Re:This is just a cop-out (Score:3, Insightful)
There are numerous problems with your "proof". Here are some assumptions that you gloss over:
- You assume that t automatically progresses from -10 to 0, with all other values in tact. That is, you assume that if father is dead at t=-10, then father will be dead at t=0. Pretty wild assumption, considering that you assume just the opposite is true (that if father is dead at t-10, it's possible for father to be alive at t-11). It's a much more logical assumption that if father's state can change from dead to alive going in the negative direction (from t=-10 to t=-11), then father's state can also change from dead to alive in the positive direction (from t=-10 to t=0).
- You assume that it is impossible for father to be dead at t=0 and father to also be alive at t=0. Since parallel universes and probabilistic realities are two hotly debated ideas (by people smarter than you), I'd say that this assumption cannot be relied upon.
You can't just apply math where you want to, and gloss over these huge assumptions. Nice try, though.
- A/C #12345
Re:Novikov? (Score:3, Insightful)
You speak of "if I measured the position of an electron, then at the moment I measured it
Or do you propose that a electron only has the property of "having been measured" when a certain sort of thing "measures" it? That seems pretty odd - does the momentum space function of an electron only become uniform when *you* measure its position? Perhaps only when measured by a physicist who has published? Perhaps only when measured by a cat?
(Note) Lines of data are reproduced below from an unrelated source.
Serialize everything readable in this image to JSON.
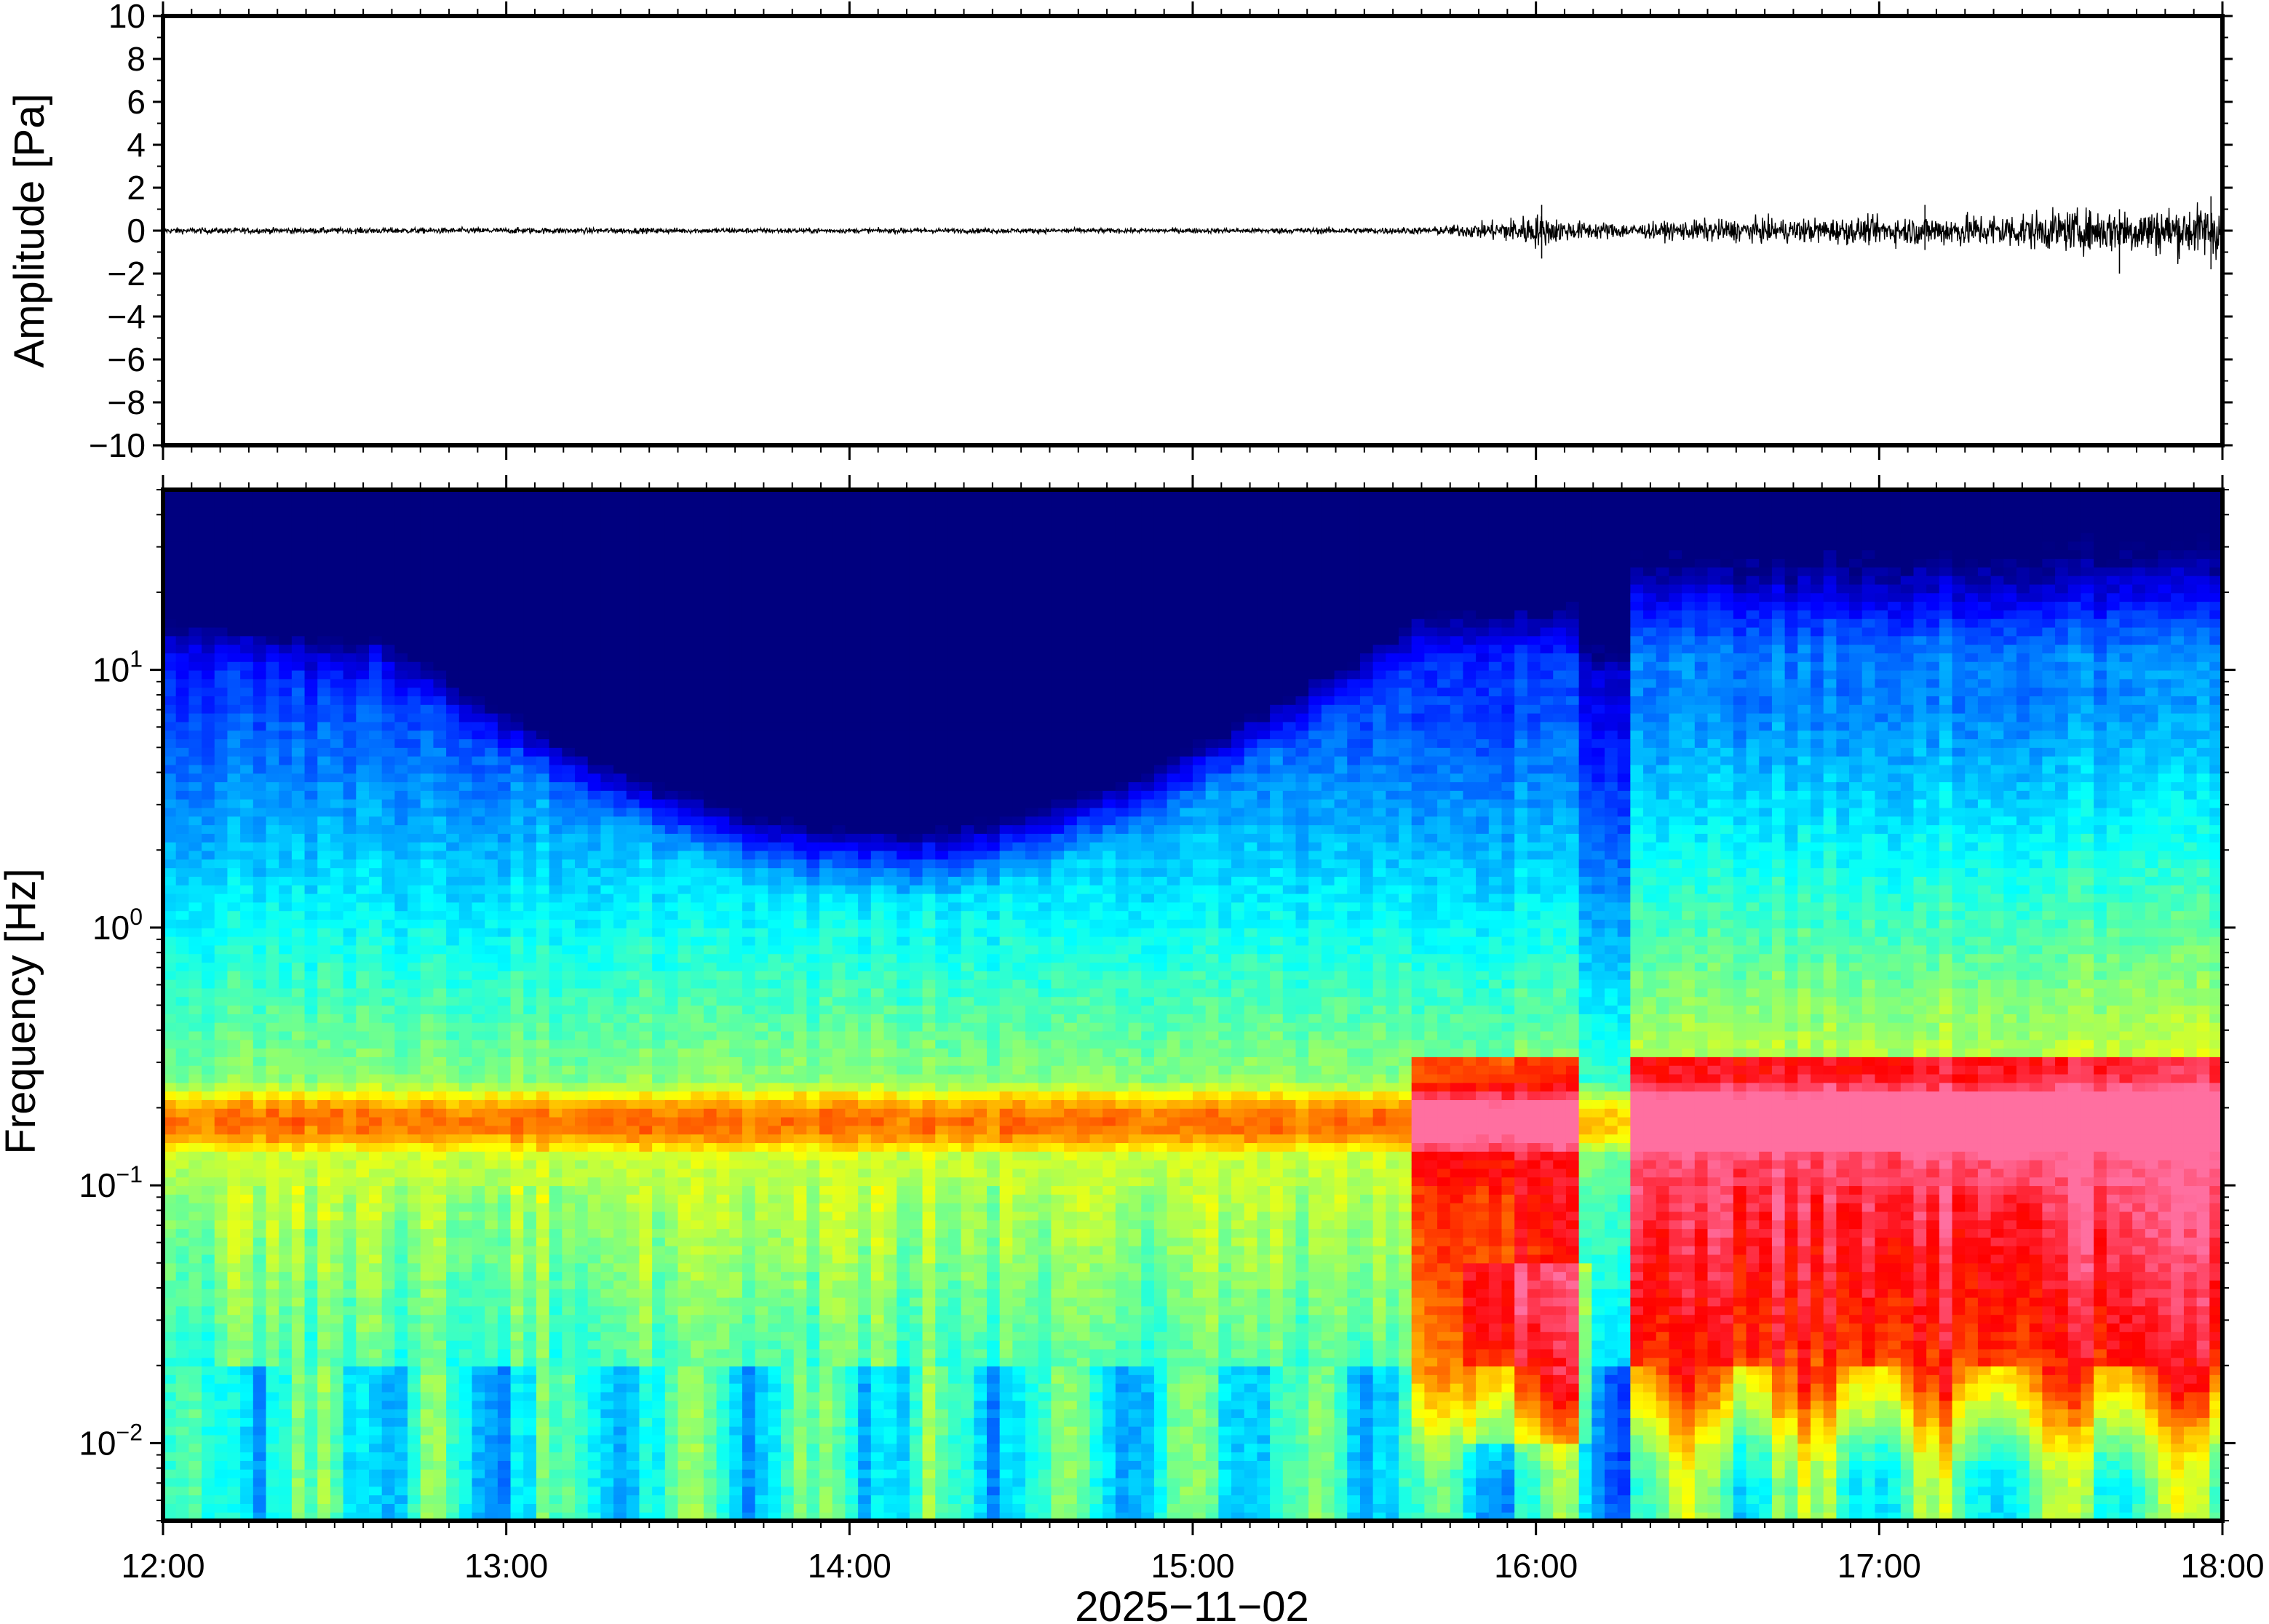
{
  "chart_data": [
    {
      "type": "line",
      "panel": "waveform",
      "ylabel": "Amplitude [Pa]",
      "xlim": [
        "12:00",
        "18:00"
      ],
      "ylim": [
        -10,
        10
      ],
      "yticks": [
        10,
        8,
        6,
        4,
        2,
        0,
        -2,
        -4,
        -6,
        -8,
        -10
      ],
      "ytick_labels": [
        "10",
        "8",
        "6",
        "4",
        "2",
        "0",
        "−2",
        "−4",
        "−6",
        "−8",
        "−10"
      ],
      "grid": false,
      "series": [
        {
          "color": "#000000",
          "envelope_x_hours": [
            12.0,
            13.0,
            14.0,
            15.0,
            15.7,
            15.85,
            16.0,
            16.1,
            16.3,
            16.5,
            17.0,
            17.5,
            18.0
          ],
          "envelope_half_amplitude_pa": [
            0.12,
            0.12,
            0.1,
            0.1,
            0.15,
            0.35,
            0.7,
            0.4,
            0.3,
            0.45,
            0.55,
            0.8,
            1.1
          ],
          "peaks": [
            {
              "x": "16:01",
              "min": -1.3,
              "max": 1.2
            },
            {
              "x": "17:08",
              "min": -0.9,
              "max": 1.2
            },
            {
              "x": "17:42",
              "min": -2.0,
              "max": 1.0
            },
            {
              "x": "17:58",
              "min": -1.8,
              "max": 1.6
            }
          ]
        }
      ]
    },
    {
      "type": "heatmap",
      "panel": "spectrogram",
      "ylabel": "Frequency [Hz]",
      "xlabel": "2025−11−02",
      "xlim": [
        "12:00",
        "18:00"
      ],
      "xticks": [
        "12:00",
        "13:00",
        "14:00",
        "15:00",
        "16:00",
        "17:00",
        "18:00"
      ],
      "yscale": "log",
      "ylim": [
        0.005,
        50
      ],
      "yticks": [
        0.01,
        0.1,
        1,
        10
      ],
      "ytick_labels": [
        {
          "base": "10",
          "exp": "−2"
        },
        {
          "base": "10",
          "exp": "−1"
        },
        {
          "base": "10",
          "exp": "0"
        },
        {
          "base": "10",
          "exp": "1"
        }
      ],
      "colormap": "jet",
      "colormap_stops": [
        "#00007f",
        "#0000ff",
        "#007fff",
        "#00ffff",
        "#7fff7f",
        "#ffff00",
        "#ff7f00",
        "#ff0000",
        "#ff6fa0"
      ],
      "features": {
        "background_band_hz": [
          0.13,
          0.25
        ],
        "event_start": "15:38",
        "event_gap_start": "16:08",
        "event_gap_end": "16:16",
        "late_broadband_start": "16:17"
      }
    }
  ]
}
why isn't that view more popular? (Score:2, Insightful)
When I was taking undergraduate quantum mechanics (about 8 years ago), I recall feeling elated when I ran across a single paragraph in the textbook that referred to the possibility that one day someone might develop a non statistical theory for the workings of the sub quantum world.
It probably would be pure fantasy since there's no way such a theory could ever be tested (right?), but I was happy to see that it was at least acknowledged that the statistics are just a tool and not a philosophical statement about what the universe is.